Site is still vulnerable today, watchdog says.
In addition to being essentially unusable when it launched last year, the Obamacare website was not secure then and still today is vulnerable, according to a government watchdog.
HealthCare.gov did not always require strong passwords, and developers lacked good security and privacy plans and did not perform adequate tests, the Government Accountability Office said in its latest report on the website and federal health insurance marketplace.
Additionally, access to the Internet should have been more restricted, software patches haven’t been consistently implemented and an administrative network wasn’t properly configured, the report said.
“While CMS has taken steps to address some of these weaknesses, it has not yet fully mitigated all of them,” GAO said. “Until these weaknesses are fully addressed, increased and unnecessary risks remain of unauthorized access, disclosure, or modification of the information collected and maintained by HealthCare.gov and related systems.”
Security is a critical issue for HealthCare.gov, the report noted, because millions of consumers have and will continue to submit personally identifiable information to the site, including employment and salary information.
Republican lawmakers suspected the site was insecure after its troubled launch last year, but the issue seemed to die down after the website was fixed and appeared to be working within two months. That was until earlier this month, when it was reported that a hacker had installed malware on a server used to conduct tests on code for HealthCare.gov.
No consumer information was compromised in the breach, but Republicans responded quickly with calls for additional hearings on the security of the site.

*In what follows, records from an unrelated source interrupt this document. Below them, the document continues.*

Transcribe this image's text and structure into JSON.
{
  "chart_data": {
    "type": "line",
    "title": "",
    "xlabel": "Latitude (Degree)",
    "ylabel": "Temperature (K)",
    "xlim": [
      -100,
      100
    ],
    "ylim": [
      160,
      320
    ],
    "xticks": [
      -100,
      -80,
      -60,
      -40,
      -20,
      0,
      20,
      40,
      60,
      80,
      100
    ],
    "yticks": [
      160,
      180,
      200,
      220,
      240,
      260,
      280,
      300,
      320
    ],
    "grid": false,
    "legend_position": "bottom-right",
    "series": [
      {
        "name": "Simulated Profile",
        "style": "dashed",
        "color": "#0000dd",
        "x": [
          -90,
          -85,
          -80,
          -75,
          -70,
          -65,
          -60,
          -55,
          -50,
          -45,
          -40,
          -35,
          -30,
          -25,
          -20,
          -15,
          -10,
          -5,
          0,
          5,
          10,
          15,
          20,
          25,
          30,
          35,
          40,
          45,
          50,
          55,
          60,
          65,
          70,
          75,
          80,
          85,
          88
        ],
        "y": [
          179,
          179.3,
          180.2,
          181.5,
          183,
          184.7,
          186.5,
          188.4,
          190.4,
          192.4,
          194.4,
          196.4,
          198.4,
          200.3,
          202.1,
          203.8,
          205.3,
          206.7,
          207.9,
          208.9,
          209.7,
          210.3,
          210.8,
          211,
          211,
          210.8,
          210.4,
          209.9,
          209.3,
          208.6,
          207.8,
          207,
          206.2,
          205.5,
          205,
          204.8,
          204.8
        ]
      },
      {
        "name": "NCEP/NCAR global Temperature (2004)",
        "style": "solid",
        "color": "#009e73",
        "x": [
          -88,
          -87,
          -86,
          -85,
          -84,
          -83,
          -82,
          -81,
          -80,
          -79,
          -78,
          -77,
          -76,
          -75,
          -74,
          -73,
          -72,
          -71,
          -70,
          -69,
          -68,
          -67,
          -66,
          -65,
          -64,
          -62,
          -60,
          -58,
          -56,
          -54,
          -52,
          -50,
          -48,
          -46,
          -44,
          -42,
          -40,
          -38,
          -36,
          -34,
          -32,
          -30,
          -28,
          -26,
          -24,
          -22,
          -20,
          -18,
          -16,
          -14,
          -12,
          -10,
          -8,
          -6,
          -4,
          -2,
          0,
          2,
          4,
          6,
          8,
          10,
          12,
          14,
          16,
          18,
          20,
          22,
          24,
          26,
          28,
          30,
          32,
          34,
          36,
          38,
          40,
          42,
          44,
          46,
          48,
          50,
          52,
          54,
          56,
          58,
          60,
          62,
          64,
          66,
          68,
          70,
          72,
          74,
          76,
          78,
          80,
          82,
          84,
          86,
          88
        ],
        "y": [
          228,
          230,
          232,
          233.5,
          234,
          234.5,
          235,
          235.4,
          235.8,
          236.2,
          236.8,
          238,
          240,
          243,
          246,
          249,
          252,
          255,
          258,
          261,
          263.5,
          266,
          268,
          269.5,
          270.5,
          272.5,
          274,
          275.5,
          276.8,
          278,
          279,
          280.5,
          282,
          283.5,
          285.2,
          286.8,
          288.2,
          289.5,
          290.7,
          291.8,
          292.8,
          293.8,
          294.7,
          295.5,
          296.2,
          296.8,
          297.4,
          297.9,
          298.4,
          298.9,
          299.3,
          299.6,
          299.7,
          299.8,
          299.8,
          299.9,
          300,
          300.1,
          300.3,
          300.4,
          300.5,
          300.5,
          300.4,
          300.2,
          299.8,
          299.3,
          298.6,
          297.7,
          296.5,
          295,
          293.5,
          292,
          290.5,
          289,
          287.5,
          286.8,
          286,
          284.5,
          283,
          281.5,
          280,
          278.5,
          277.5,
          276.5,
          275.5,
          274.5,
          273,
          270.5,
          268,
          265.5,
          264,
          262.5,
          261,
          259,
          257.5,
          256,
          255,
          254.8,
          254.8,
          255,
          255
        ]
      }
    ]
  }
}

While the reported breach was not dangerous, it’s unclear if it can be linked to general weaknesses that could be exploited to steal personal information.
Republicans, who were against Obamacare from the start, may be playing politics with cybersecurity, Democrats have alleged. "If this happened anywhere other than HealthCare.gov, it wouldn't be news," a senior Department of Homeland Security official told The Wall Street Journal, when it broke the breach story.
The House Oversight and Government Reform Committee planned a hearing Thursday on HealthCare.gov’s security and transparency, and the House Science, Space and Technology Committee expected Wednesday to compel former federal Chief Technology Officer Todd Park to testify on the site’s security.
The GAO report released yesterday was the public version of a limited official report circulated earlier this month.